Your words’ opening brings light; making the simple understand. Psalm 119:130
God’s word is a word that opens, and in that opening, light comes forth. Think about what that means. A word that closes is a word whose purpose is to preemptively stifle a response. “Because I said so!” is a good example of a word that closes. There is no light brought forth with a phrase like that. When a child hears that kind of phrase from a parent, its purpose is not to bring about deeper insight into the parent’s reasoning but to end the conversation. Thankfully God does not say this to us. His word opens and brings light; it invites us to explore more deeply. His purpose is not to stifle questions but to create a multiplicity of questions and a perpetual state of awe and wonder.

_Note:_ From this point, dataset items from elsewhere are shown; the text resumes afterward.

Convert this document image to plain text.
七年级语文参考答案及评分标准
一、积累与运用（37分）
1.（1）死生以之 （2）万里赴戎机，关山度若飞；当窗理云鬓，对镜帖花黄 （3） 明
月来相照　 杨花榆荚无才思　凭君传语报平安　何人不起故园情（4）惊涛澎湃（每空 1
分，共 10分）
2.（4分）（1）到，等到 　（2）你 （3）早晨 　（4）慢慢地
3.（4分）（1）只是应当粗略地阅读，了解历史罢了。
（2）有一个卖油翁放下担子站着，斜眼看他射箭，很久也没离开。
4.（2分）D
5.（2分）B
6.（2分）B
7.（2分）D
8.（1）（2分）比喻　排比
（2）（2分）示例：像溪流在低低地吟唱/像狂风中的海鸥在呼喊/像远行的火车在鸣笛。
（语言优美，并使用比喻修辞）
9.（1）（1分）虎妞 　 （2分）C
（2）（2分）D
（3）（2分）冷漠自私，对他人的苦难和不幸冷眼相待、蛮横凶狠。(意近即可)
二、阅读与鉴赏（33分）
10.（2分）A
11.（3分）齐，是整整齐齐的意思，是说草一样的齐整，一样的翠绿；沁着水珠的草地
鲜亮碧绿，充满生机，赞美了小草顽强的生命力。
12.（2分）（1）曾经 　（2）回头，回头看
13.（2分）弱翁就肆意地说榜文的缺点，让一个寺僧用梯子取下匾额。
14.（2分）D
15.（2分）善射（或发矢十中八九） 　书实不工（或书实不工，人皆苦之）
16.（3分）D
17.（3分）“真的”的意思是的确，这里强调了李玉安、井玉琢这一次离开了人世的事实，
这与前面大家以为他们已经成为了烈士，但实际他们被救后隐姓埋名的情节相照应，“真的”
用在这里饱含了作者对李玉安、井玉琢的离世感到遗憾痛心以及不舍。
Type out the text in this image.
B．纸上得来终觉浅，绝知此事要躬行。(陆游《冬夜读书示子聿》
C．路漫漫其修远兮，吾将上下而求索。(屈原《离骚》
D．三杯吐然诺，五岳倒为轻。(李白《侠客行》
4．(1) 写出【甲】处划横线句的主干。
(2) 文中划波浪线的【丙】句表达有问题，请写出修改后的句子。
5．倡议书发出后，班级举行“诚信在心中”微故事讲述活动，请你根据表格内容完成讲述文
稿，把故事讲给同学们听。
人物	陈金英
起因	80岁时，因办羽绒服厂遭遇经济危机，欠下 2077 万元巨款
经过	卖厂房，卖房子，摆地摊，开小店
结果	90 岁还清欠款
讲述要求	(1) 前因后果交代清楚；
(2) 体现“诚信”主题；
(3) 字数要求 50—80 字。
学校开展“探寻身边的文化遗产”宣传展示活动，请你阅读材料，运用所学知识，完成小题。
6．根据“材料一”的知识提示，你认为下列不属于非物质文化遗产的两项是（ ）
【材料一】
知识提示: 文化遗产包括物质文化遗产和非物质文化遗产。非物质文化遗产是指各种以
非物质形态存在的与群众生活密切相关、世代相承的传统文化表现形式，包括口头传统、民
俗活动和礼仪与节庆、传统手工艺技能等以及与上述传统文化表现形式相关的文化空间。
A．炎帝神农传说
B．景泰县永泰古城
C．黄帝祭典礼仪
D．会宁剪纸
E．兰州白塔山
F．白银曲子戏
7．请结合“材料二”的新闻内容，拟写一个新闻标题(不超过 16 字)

One of my favorite verses in the Bible uses darkness and light to describe how we receive God’s truth. It’s John 1:5– “The light shines in the darkness, and the darkness has not seized it.” God’s truth shines in our darkness but we cannot seize it. A very important distinction is being captured metaphorically here. We are exposed to the truth in God’s light, but we can never master the truth for it is infinite and necessarily transcendent of our understanding. When we attempt to “seize” God’s truth and make it our possession, what we end up doing is creating an idol of our own understanding of God rather than accepting the beyondness of a God whom we can worship but never understand completely. We can point to God’s light, but if we try to grab it, all that we will have is a fistful of darkness. As we are deepened in our knowledge of His word, our anxious fists are pried open so that we can receive God’s truth without attempting to organize it and systematize it into a finite, coherent ideology that loses its divinity the more tightly it is squeezed.
The reason that the simple can understand the opening of God’s word is because it’s not about how many books you’ve read or how many languages you know or how intricate your use of vocabulary is. God’s word has to do with the encounter of worship. One of the things I stumbled across recently is the double-meaning of the word doxa, which combines with the Greek word ortho (right) to produce the compound word orthodoxy, an important word for many Christians who want their beliefs to be within the bounds of what’s acceptable. In Greek, doxa originally meant “opinion” or “belief” in a propositional sense, e.g. I believe that the Earth is round. In this understanding of the word doxa, orthodoxy means “right opinion.” But when the Hebrew scriptures were translated into Greek in the Septuagint, the Hebrew word kabod for “glory” was translated as doxa. Indeed when God’s glory is discussed in the New Testament, the word doxa is used. The word doxology is derived from this interpretation of doxa; every week we sing the “words” (logoi) of God’s “glory” (doxa). In this understanding of the word doxa, orthodoxy means “right glory” or perhaps one could say “right worship.” Doxa is not reduced to a cognitive conception of “belief” but describes the state of a soul that is in a worshipful relationship to God.
Our understanding of God has less to do with the technical correctness of our theological propositions and more to do with how we worship Him. When we worship God rightly, His word opens us and brings light into our lives so that we see His hand in everything we encounter. As Eastern Orthodox theologian Alexander Schmemann puts it, we come to learn that “the world is… an epiphany of God” (For the Life of the World, 120). Worship is the process by which God’s word opens us. Understand that I’m not just talking about singing and clapping in church here but something much more fundamental to our daily experience of living. Praising God with music is certainly an important part of the process by which we become worshipful creatures, but worship is a perpetual state of being. Schmemann says that humanity is essentially “a worshiping being… homo adorans: the one for whom worship is the essential act which both ‘posits’ his humanity and fulfills it” (118).
Worship is the posture of an open heart that is willing to interpret every moment of life as a gift. Those who are simple have the advantage of not having to dig through layers and layers of cynicism to find a worshipful heart underneath. Those of us who are complicated must be patient as the opening of God’s word brings us light and draws us gently into communion with Him.